Das Augustinermuseum zeigt in „Alter!“ 77 Grafiken aus fünf Jahrhunderten und fragt: Wie haben Künstlerinnen und Künstler im Laufe der Zeit das Alter thematisiert? Unter anderem mit Druckgrafiken von Rembrandt, van Rijn, Erich Heckel, Käthe Kollwitz und Pablo Picasso.
Falten und Runzeln im Freiburger Museumsbestand
Die Idee zur Ausstellung hatte eine ausgesprochen junge Kunstwissenschaftlerin: Adana Schulz hat bereits in ihrer Magisterarbeit Alters-Stereotypen in der Kunst behandelt.
Nun hat sie die Freiburger Museumsbestände nach Falten, Runzeln und Krückstöcken durchsucht. Die wohl positivsten Altersdarstellungen fand sie bei biblischen Heiligenfiguren. Zumindest bei männlichen!
Der klassische Alte der Antike
Adana Schulz zeigt auf zwei Holzschnitte von Hans Baldung von 1514 und 1516. Sie stünden für den klassischen Alterstypus, der auch aus der Bibel bekannt sei - lange Bärte, faltige Stirn, kahles Haupt.
„Das ist ganz eng verknüpft mit einem positiven Altersbild, das von deren Weisheit und Erfahrungswissen zeugt“, sagt Schulz.

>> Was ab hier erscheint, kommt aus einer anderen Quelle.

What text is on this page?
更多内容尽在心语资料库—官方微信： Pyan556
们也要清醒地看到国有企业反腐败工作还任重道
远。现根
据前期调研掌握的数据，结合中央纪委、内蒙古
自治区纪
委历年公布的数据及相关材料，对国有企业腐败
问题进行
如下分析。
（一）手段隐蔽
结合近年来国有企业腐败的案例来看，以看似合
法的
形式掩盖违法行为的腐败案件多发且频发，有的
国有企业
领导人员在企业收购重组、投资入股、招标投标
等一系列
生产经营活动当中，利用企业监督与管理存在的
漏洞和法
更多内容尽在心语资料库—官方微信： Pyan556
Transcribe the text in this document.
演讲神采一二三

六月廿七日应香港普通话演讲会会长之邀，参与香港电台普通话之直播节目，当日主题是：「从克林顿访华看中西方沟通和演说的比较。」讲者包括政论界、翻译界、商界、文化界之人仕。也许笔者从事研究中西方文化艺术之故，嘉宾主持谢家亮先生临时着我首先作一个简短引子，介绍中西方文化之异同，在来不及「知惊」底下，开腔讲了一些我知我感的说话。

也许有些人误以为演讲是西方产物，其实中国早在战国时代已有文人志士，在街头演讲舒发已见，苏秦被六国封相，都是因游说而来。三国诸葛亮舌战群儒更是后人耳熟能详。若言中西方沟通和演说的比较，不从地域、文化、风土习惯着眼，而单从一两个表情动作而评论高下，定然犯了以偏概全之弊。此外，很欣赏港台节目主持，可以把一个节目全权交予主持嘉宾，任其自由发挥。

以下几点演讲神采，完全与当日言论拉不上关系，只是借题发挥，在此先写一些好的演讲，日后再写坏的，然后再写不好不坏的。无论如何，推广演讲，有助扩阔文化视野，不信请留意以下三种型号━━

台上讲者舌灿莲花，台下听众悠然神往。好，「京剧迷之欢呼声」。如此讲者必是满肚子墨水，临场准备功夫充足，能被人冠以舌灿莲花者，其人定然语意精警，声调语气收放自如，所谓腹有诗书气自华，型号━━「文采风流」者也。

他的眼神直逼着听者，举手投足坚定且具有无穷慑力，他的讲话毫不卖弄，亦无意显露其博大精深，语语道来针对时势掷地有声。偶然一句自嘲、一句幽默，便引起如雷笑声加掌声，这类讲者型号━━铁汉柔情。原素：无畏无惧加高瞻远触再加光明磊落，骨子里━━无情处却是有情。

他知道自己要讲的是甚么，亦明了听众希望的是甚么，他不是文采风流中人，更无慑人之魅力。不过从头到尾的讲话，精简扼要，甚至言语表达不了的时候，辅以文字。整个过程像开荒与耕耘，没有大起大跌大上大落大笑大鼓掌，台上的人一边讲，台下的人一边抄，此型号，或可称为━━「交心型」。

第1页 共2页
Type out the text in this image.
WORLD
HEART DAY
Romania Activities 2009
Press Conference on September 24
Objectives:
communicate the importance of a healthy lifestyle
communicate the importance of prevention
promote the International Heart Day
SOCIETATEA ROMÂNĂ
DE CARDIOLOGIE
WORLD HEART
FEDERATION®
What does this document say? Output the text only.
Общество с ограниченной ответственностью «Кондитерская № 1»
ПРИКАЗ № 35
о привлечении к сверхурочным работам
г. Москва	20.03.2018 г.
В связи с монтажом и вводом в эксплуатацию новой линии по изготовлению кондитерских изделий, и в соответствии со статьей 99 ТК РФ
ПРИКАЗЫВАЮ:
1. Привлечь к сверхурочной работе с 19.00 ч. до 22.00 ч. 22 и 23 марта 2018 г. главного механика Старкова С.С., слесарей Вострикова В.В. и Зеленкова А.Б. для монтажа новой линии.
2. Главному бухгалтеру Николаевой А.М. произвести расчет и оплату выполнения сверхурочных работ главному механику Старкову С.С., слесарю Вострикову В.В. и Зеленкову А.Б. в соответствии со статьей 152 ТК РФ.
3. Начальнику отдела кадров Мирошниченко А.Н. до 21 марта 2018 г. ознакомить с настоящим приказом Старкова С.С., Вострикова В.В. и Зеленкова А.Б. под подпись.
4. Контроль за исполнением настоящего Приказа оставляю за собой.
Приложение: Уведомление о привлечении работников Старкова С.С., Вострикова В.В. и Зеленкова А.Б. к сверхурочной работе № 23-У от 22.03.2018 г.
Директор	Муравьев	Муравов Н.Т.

Und weibliche Heilige? Durften selten alt und runzlig sein, Tugendhaftigkeit war für damalige Künstler mit Jugend und Schönheit verknüpft.
Die alte Frau war böse
Es gibt aber durchaus welkende Frauenkörper im 16. Jahrhundert, dann aber in allegorischen Darstellungen mit moralischer Botschaft: Das böse alte Weib.
In der Kunstgeschichte versinnbildlichte es oft Geiz, Neid, Gier oder Eitelkeit. Positiv dagegen, wenn Frauen ihre Rollen erfüllten. „Die Mutter des Künstlers“: ein beliebtes Motiv, in Freiburg sehen wir gleich zweimal die ehrwürdig ergraute Mutter von Rembrandt.
Selbstportät von Käthe Kollwitz
Zu den Highlights der Schau gehören die Künstler-Selbstporträts. Wie das von Käthe Kollwitz 1924. Ihre hängenden Augenlider und schmalen Lippen verraten ihr Alter, aber auch ihr schweres Schicksal – Kollwitz verlor ihren Sohn im Ersten Weltkrieg.

Ganz anders Picassos Selbstporträt als Faun von 1956: Seine Runzeln sind kleine Kreuzchen und die Falten bunte Wellenlinien. Verspielte Lebensfreude – trotz Alter.
Gretel Haas-Gerber malte sich mit 90
Berührend das Selbstportrait von Gretel Haas-Gerber: Die 90-Jährige, fast blinde Künstlerin schuf es 1997 mit zitternder Hand, schemenhaft und doch stolz mit Malerpalette in der Hand.
Für Kuratorin Adana Schulz ist das eine wichtige Botschaft: Frauen wirken heute selbst mit am Alters-Bild in der Kunst. Wie die Body-Art-Künstlerin Annegret Soltau mit ihren Collagen aus Familienfotos: „Wir haben hier ihre Tochter und ihre Urgroßmutter. Das sind Aktfotografien, die hat sie ausgeschnitten und ineinander vernäht. Hier wird auch die weibliche Vererbungslinie thematisiert.“
Das Alter in all seiner Schönheit
Fast alle der 77 ausgestellten Druckgrafiken stammen aus den eigenen Sammlungen des Augustinermuseums und des Museums für Neue Kunst in Freiburg. Die jüngsten Arbeiten aber sind Leihgaben des Berliner Foto-Künstlers Darius Ramazani von 2006: Zwei sehr betagte Damen mit strahlendem Lächeln und rot geschminkten Lippen im Großformat.

Museumsleiterin Jutta Götzmann wollte sie unbedingt für die Ausstellung, denn sie stünden für die positive Umdeutung des Alters: „Diese Gesichter strahlen einem entgegen: Fürchtet euch nicht vor dem Alter, auch diese Zeit ist lebenswert.“
Tatsächlich erstaunlich, wie schön Falten und Altersflecken sein können, wenn man sie nur richtig ausleuchtet. Adana Schulz und Jutta Götzmann wünschen sich, dass Ausstellungsbesucher im Alter in Zukunft nicht nur Hinfälligkeit und Verlust sehen. Sondern vor allem einen Gewinn an Lebenserfahrung und – ja –Schönheit.